Kutsal Metinler tarafından esinlenmiş ve
büyük yazgıların adamı olduğuna inanmış Büyük Amiral, bu özellikleriyle eski
eskatolojik[250]
beklentileri gerçekleştirecektir. Bartolome de Las Casas (1474-1566) sayesinde
kurtarılan ve ölümünden sonra yayımlanan Diario de navegacion adlı eserinde, dinsel binyılcılık ve haçlı
seferleri saplantısı alan tutkusuyla, ekonomik ve ticari hesaplarla (sözleşme
yaparak Kolomb gelecekteki kârın onda birini daha baştan kendine ayırır) ve bir
sömürge imparatorluğuna dayalı dünya hegemonyası kurmaya yönelik açık
projesiyle çatışır. Hint Adaları'nın zenginliği, Hıristiyan evrenselciliğinin
bayrağı altında insanlığı yeniden bir araya getirmek için, Kudüs ve İsa
aleyhisselâmın mezarının kurtuluşu yönünde kullanılmalıdır. Böylelikle Kolomb
kendisini, İsrail Tanrısının ismini ve şanını dünyanın öteki
ucuna kadar taşımanın Tanrısal misyonuyla çevrilmiş hisseder. “Siyon
Dağı'nın evini yeniden inşa etmek” gerekli diye haykırır. Altınla
birlikte, “ruhlar cennete gönderilebilir.” Onun keşfi eksiksiz
bir dirilişin Yeni Zamanı'nı ilan eder; orada insanlık, bir bütünlük içinde tek
dini kucaklayarak yanılgıyla geçen yüzyıllardan ve ilk günahtan azade,
çatışmasız bir bütünlük içinde tek bir çobanın asası altında buluşacaktır.

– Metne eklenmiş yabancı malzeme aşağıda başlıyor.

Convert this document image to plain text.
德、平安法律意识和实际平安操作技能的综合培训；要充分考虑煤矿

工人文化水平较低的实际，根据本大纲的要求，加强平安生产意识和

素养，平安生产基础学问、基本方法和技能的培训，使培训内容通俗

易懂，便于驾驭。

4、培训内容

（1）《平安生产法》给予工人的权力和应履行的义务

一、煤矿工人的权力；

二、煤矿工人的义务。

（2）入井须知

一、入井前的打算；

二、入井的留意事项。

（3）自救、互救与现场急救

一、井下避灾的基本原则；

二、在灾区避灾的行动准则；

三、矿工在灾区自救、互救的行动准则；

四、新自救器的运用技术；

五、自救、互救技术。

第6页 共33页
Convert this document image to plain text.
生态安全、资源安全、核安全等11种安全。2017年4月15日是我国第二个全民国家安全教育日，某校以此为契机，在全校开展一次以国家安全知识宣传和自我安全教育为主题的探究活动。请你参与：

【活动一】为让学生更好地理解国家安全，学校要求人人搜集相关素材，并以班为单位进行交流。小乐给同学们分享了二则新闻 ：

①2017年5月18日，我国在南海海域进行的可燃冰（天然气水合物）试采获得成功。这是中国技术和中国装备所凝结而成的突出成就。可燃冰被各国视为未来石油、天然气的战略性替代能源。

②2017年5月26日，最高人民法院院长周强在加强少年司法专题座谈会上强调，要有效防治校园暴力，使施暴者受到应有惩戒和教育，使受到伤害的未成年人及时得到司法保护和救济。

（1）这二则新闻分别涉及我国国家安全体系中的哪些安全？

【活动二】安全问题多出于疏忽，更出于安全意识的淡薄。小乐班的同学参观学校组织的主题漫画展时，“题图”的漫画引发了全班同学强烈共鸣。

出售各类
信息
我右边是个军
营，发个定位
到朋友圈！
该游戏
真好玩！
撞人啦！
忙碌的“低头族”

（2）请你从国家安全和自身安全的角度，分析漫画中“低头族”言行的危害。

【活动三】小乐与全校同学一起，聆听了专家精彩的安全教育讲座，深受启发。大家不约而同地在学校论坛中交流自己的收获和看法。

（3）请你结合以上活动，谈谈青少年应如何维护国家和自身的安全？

Kolomb, Platonculuk ve Kutsal Kitapların çift yanlı geleneğinden esinlenmiş,
müritleri ortak bir Tanrı aslanda buluşmuş mistik bir toplum hayal eden Aziz Augustinus'un
Civitas dei'sine yönelir. Ayrıca Las Casas da Kıyamet tarafından
ilan edilmiş mutluluk binyılına inancın etkisi altına girmekten kurtulamaz: O,
Hıristiyanlığın mistik vücudunun bir parçası olan yerli halkta açılan
yaralardan sorumlu olan kardeşlerinin, bu inancın gelişine engel olmalarına
yanar.
Son günlerinde yerlilerin savunucusu olan Las
Casas, “Eskisinin bir Türk kuşatmasıyla silinmiş olacağı gün,
Hıristiyanlık dünyasından Yeni Dünya'ya genel bir eskatolojik aktarımın
beklentisine katılacaktır.”
Kolomb'un Amerikan kozmografyasına gelince, o,
kurmacaya dayalıdır. Edebi başvuru kaynağı Marco Polo'nun (1254'e doğru-1324)

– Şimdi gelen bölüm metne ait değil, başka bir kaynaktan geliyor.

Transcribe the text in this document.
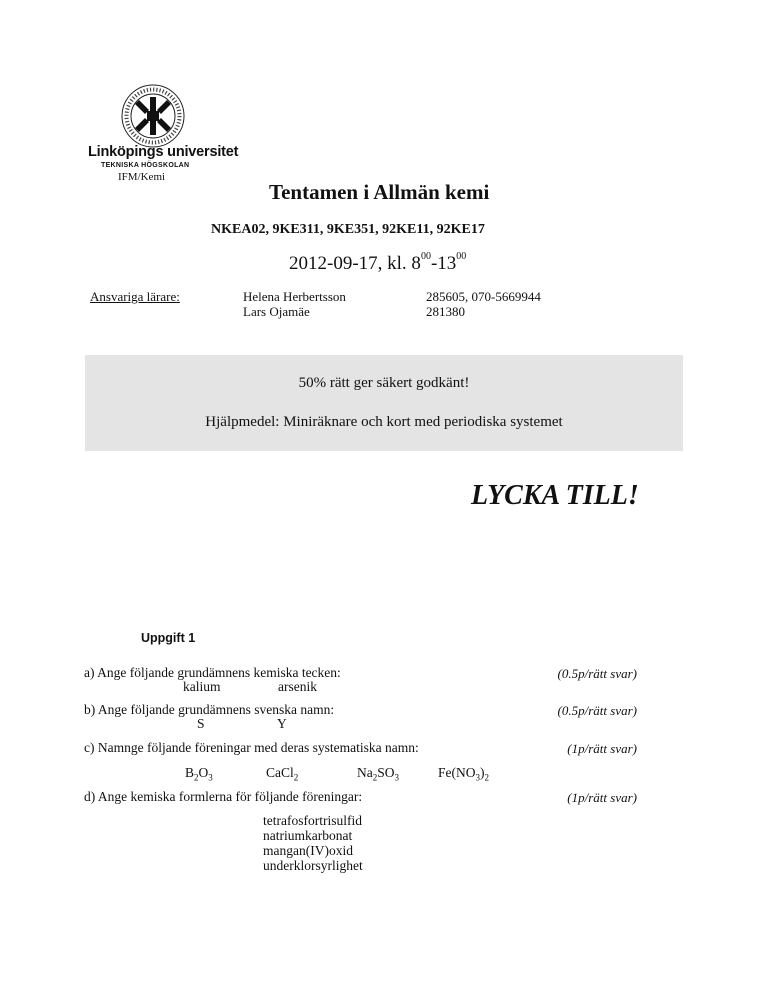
Linköpings universitet
TEKNISKA HÖGSKOLAN
IFM/Kemi
Tentamen i Allmän kemi
NKEA02, 9KE311, 9KE351, 92KE11, 92KE17
2012-09-17, kl. $8^{00}-13^{00}$
Ansvariga lärare:	Helena Herbertsson	285605, 070-5669944
Lars Ojamäe	281380
50% rätt ger säkert godkänt!
Hjälpmedel: Miniräknare och kort med periodiska systemet
LYCKA TILL!
Uppgift 1
a) Ange följande grundämnens kemiska tecken:	(0.5p/rätt svar)
kalium	arsenik
b) Ange följande grundämnens svenska namn:	(0.5p/rätt svar)
S	Y
c) Namnge följande föreningar med deras systematiska namn:	(1p/rätt svar)
$B_2O_3$	CaCl$_2$	$Na_2SO_3$	$Fe(NO_3)_2$
d) Ange kemiska formlerna för följande föreningar:	(1p/rätt svar)
tetrafosfortrisulfid
natriumkarbonat
mangan(IV)oxid
underklorsyrlighet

yolculuklarının masalsı Asyası'dır. Cenovalı denizci Antil Adaları'na
çıktığında, ölene değin masalsı Asya'ya çıktığı inancıyla yaşamıştır. Hint
Okyanusu ile Atlas Okyanusu'nu birleştiren bir boğaz keşfetmeyi kesin olarak
istediğinden, 1502'de onu Panama ve Honduras kıyılarına ulaştıran dördüncü ve
son yolculuğunun hedefi daima Uzakdoğu olacaktır.][251]
Yine
Kolomb gibi [More ve Erasmus [insanlığın kurtuluşu] için Hıristiyanlığının
yerine insan kardeşliği Hıristiyanlığını koymayı dilerler. İlk Hıristiyan
meclislerinin ruhuna dönmenin, Platon'un communitas'ının ilk çağlardan
kalma bilgisi ile Tanrıda insanı sevmeyi ya da caritas'ın hümanist ülküsünü birleştirme onurunu ifade ettiğini
düşünürler. Aziz Yuhanna “Tüm insanlık tek bir aile olacak,”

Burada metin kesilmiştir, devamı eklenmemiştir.